Bioactive Proteins and Peptides
The members of the group are experts in food microbiology, microbial biotechnology of filamentous fungi and yeasts, and in the characterization of bioactive peptides and proteins. Our research is aligned with three main goals, from the more consolidated to the future strategic ones: (1) The identification, characterization of the mechanism of action and biotechnological production of bioactive peptides and proteins, including mainly antimicrobial (antifungal) but also health-promoting peptides and proteins; (2) The development of gene editing and synthetic biology tools to improve the standardized biotechnological use of filamentous fungi; (3) The development of fungi as sustainable and efficient biofactories to produce compounds and proteins of agricultural and food interest. We apply microbiological, biochemical, biotechnological, and molecular genetic techniques together with cellular biology and functional genomic approaches.
- We are studying the so-called antifungal proteins (AFPs) of fungal origin, of which the AfpA from the fungus Penicillium expansum is a promising candidate whose use in food conservation, plant protection and clinic has been patented and is being pursued. We plan to decipher its molecular and cellular mechanism of action and its structure-activity relationships to advance in the design and production of improved sequence variants in fungal biofactories (Projects AFunP and AfunPlus).

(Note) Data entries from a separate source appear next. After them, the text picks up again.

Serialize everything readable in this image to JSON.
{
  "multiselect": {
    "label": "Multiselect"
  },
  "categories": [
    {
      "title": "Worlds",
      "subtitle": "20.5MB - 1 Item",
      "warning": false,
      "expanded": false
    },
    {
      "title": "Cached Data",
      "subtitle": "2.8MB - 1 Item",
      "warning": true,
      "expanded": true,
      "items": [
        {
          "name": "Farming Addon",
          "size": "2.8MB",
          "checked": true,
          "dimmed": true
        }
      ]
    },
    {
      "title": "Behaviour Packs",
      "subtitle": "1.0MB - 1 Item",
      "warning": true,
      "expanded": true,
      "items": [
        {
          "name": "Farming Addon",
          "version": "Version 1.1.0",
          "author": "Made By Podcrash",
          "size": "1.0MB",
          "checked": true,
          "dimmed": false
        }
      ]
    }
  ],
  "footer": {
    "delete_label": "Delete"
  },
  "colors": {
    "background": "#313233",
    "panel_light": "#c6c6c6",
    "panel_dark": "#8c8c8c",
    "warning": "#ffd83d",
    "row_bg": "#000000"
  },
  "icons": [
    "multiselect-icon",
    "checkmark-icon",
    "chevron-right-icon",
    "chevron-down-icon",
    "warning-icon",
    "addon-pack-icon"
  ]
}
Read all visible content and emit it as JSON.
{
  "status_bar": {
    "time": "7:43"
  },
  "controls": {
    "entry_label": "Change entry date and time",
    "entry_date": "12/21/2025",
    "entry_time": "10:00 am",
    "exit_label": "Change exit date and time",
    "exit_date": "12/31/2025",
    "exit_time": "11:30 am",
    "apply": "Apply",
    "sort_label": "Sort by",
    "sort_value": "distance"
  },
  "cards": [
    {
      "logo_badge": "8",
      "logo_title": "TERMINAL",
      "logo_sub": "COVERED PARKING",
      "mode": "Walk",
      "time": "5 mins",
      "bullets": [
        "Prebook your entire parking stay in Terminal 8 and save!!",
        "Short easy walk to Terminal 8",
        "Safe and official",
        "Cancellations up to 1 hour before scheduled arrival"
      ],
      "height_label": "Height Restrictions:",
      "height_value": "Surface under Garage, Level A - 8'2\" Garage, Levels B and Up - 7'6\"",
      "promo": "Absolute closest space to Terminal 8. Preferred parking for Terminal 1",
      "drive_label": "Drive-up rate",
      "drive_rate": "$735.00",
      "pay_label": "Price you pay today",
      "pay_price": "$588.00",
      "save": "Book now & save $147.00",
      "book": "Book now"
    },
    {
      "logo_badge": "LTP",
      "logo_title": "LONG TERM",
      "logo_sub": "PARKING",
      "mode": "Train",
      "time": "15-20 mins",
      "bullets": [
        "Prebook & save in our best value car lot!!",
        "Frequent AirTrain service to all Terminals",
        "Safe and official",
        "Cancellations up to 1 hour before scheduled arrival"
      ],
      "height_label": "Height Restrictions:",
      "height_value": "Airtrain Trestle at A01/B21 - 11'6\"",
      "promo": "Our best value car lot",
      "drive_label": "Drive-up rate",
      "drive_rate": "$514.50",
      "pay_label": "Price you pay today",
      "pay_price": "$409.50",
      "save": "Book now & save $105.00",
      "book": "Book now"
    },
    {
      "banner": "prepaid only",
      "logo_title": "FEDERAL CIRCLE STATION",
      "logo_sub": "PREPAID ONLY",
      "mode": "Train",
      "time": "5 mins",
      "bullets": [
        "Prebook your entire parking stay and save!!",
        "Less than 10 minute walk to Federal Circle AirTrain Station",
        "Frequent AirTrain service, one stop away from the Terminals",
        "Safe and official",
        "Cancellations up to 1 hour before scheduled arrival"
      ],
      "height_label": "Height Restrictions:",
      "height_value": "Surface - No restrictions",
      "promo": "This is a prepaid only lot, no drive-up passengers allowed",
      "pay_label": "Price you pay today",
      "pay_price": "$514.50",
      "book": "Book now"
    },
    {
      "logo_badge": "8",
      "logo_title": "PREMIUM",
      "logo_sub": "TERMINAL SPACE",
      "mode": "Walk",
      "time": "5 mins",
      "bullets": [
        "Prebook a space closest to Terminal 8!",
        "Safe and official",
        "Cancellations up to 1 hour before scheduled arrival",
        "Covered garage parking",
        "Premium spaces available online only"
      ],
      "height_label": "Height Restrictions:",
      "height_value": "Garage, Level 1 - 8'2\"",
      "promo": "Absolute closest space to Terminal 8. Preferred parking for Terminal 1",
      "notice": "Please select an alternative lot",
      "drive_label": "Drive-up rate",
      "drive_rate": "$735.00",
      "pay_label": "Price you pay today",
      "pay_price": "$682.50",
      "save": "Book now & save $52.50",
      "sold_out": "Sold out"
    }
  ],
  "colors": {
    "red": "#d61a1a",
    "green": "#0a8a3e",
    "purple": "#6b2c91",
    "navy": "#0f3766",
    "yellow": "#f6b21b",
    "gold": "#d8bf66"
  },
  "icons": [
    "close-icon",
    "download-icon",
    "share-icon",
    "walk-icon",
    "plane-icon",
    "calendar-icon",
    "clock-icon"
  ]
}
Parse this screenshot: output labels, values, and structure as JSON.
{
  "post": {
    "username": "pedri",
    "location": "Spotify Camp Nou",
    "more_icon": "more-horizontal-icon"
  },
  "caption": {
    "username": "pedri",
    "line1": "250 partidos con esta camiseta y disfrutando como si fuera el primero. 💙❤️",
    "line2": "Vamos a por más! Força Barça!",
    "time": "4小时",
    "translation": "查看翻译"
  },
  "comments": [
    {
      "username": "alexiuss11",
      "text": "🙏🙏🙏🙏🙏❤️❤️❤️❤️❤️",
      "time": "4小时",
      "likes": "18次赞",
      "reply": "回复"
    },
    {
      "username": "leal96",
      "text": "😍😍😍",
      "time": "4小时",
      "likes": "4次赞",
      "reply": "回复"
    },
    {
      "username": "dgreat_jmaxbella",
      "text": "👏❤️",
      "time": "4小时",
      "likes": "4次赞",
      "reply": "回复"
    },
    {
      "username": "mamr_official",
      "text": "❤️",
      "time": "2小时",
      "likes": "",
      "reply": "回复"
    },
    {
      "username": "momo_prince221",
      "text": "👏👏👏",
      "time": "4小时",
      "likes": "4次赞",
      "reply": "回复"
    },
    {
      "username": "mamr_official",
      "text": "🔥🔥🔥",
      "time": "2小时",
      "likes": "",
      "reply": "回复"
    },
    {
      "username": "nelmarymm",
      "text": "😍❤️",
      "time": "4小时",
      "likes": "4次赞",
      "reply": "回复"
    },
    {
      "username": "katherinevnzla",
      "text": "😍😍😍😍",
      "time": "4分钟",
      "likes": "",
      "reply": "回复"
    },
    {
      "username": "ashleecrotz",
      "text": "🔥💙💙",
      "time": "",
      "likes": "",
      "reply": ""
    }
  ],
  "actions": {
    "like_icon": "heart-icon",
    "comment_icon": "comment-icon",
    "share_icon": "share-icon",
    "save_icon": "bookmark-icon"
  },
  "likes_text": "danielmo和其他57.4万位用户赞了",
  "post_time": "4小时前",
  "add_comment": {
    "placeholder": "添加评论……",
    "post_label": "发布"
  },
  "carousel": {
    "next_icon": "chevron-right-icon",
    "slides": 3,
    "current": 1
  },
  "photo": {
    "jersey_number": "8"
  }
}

- To continue the development of gene editing (i.e., CRISPR/Cas9) and synthetic biology tools (the FungalBraid platform) that are exchangeable among fungi and even with other organisms (i.e., plants) to improve the biotechnological use of filamentous fungi (Projects FunFact and SUSPHIRE).
- To develop filamentous fungi from the genera Aspergillus and Penicillium as safe and sustainable biofactories to produce compounds and proteins (including antifungal proteins) of agricultural and food interest (participation in the H2020 European project Pre-HLB).